Oil Culture PDF Author: Ross Barrett
Publisher: U of Minnesota Press
ISBN: 1452943958
Category : Nature
Languages : en
Pages : 519

Book Description
In the 150 years since the birth of the petroleum industry oil has saturated our culture, fueling our cars and wars, our economy and policies. But just as thoroughly, culture saturates oil. So what exactly is “oil culture”? This book pursues an answer through petrocapitalism’s history in literature, film, fine art, wartime propaganda, and museum displays. Investigating cultural discourses that have taken shape around oil, these essays compose the first sustained attempt to understand how petroleum has suffused the Western imagination. The contributors to this volume examine the oil culture nexus, beginning with the whale oil culture it replaced and analyzing literature and films such as Giant, Sundown, Bernardo Bertolucci’s La Via del Petrolio, and Ben Okri’s “What the Tapster Saw”; corporate art, museum installations, and contemporary photography; and in apocalyptic visions of environmental disaster and science fiction. By considering oil as both a natural resource and a trope, the authors show how oil’s dominance is part of culture rather than an economic or physical necessity.

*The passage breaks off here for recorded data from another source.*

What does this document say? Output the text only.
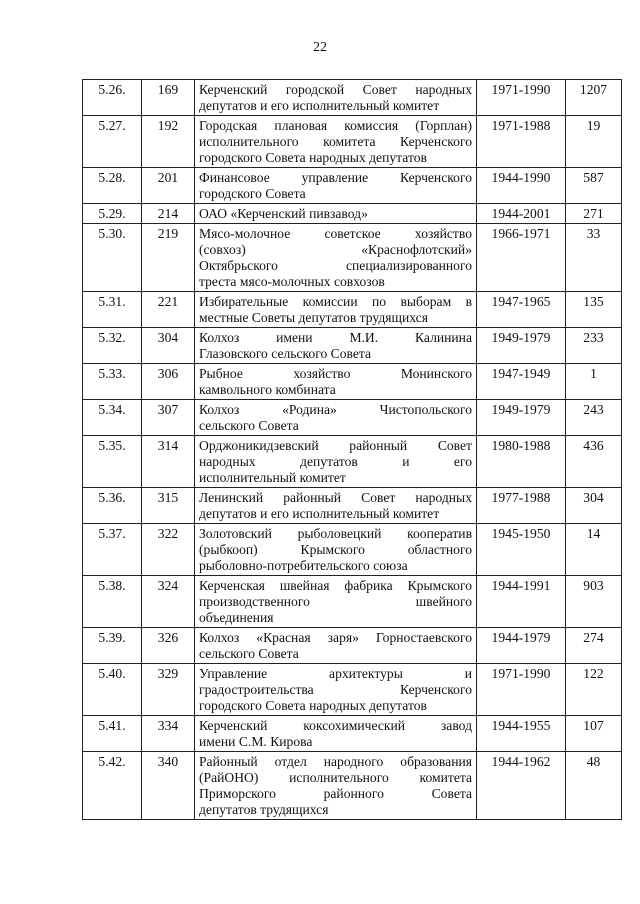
22
5.26.	169	Керченский городской Совет народных
депутатов и его исполнительный комитет	1971-1990	1207
5.27.	192	Городская плановая комиссия (Горплан)
исполнительного комитета Керченского
городского Совета народных депутатов	1971-1988	19
5.28.	201	Финансовое управление Керченского
городского Совета	1944-1990	587
5.29.	214	ОАО «Керченский пивзавод»	1944-2001	271
5.30.	219	Мясо-молочное советское хозяйство
(совхоз) «Краснофлотский»
Октябрьского специализированного
треста мясо-молочных совхозов	1966-1971	33
5.31.	221	Избирательные комиссии по выборам в
местные Советы депутатов трудящихся	1947-1965	135
5.32.	304	Колхоз имени М.И. Калинина
Глазовского сельского Совета	1949-1979	233
5.33.	306	Рыбное хозяйство Монинского
камвольного комбината	1947-1949	1
5.34.	307	Колхоз «Родина» Чистопольского
сельского Совета	1949-1979	243
5.35.	314	Орджоникидзевский районный Совет
народных депутатов и его
исполнительный комитет	1980-1988	436
5.36.	315	Ленинский районный Совет народных
депутатов и его исполнительный комитет	1977-1988	304
5.37.	322	Золотовский рыболовецкий кооператив
(рыбкооп) Крымского областного
рыболовно-потребительского союза	1945-1950	14
5.38.	324	Керченская швейная фабрика Крымского
производственного швейного
объединения	1944-1991	903
5.39.	326	Колхоз «Красная заря» Горностаевского
сельского Совета	1944-1979	274
5.40.	329	Управление архитектуры и
градостроительства Керченского
городского Совета народных депутатов	1971-1990	122
5.41.	334	Керченский коксохимический завод
имени С.М. Кирова	1944-1955	107
5.42.	340	Районный отдел народного образования
(РайОНО) исполнительного комитета
Приморского районного Совета
депутатов трудящихся	1944-1962	48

Oil Culture sees beyond oil capitalism to alternative modes of energy production and consumption. Contributors: Georgiana Banita, U of Bamberg; Frederick Buell, Queens College; Gerry Canavan, Marquette U; Melanie Doherty, Wesleyan College; Sarah Frohardt-Lane, Ripon College, Matthew T. Huber, Syracuse U; Dolly Jørgensen, Umeå U; Stephanie LeMenager, U of Oregon; Hanna Musiol, Northeastern U; Chad H. Parker, U of Louisiana at Lafayette; Ruth Salvaggio, U of North Carolina, Chapel Hill; Heidi Scott, Florida International U; Imre Szeman, U of Alberta; Michael Watts, U of California, Berkeley; Jennifer Wenzel, Columbia University; Sheena Wilson, U of Alberta; Rochelle Raineri Zuck, U of Minnesota Duluth; Catherine Zuromskis, U of New Mexico.

Carbon Democracy

Carbon Democracy PDF Author: Timothy Mitchell
Publisher: Verso Books
ISBN: 1781681163
Category : Political Science
Languages : en
Pages : 289

Book Description
“A brilliant, revisionist argument that places oil companies at the heart of 20th-century history—and of the political and environmental crises we now face.” —Guardian “A sweeping overview of the relationship between fossil fuels and political institutions from the industrial revolution to the Arab Spring.” —Financial Times Oil is a curse, it is often said, that condemns the countries producing it to an existence defined by war, corruption and enormous inequality. Carbon Democracy tells a more complex story, arguing that no nation escapes the political consequences of our collective dependence on oil. It shapes the body politic both in regions such as the Middle East, which rely upon revenues from oil production, and in the places that have the greatest demand for energy. Timothy Mitchell begins with the history of coal power to tell a radical new story about the rise of democracy. Coal was a source of energy so open to disruption that oligarchies in the West became vulnerable for the first time to mass demands for democracy. In the mid-twentieth century, however, the development of cheap and abundant energy from oil, most notably from the Middle East, offered a means to reduce this vulnerability to democratic pressures. The abundance of oil made it possible for the first time in history to reorganize political life around the management of something now called “the economy” and the promise of its infinite growth. The politics of the West became dependent on an undemocratic Middle East. In the twenty-first century, the oil-based forms of modern democratic politics have become unsustainable. Foreign intervention and military rule are faltering in the Middle East, while governments everywhere appear incapable of addressing the crises that threaten to end the age of carbon democracy—the disappearance of cheap energy and the carbon-fuelled collapse of the ecological order. In making the production of energy the central force shaping the democratic age, Carbon Democracy rethinks the history of energy, the politics of nature, the theory of democracy, and the place of the Middle East in our common world.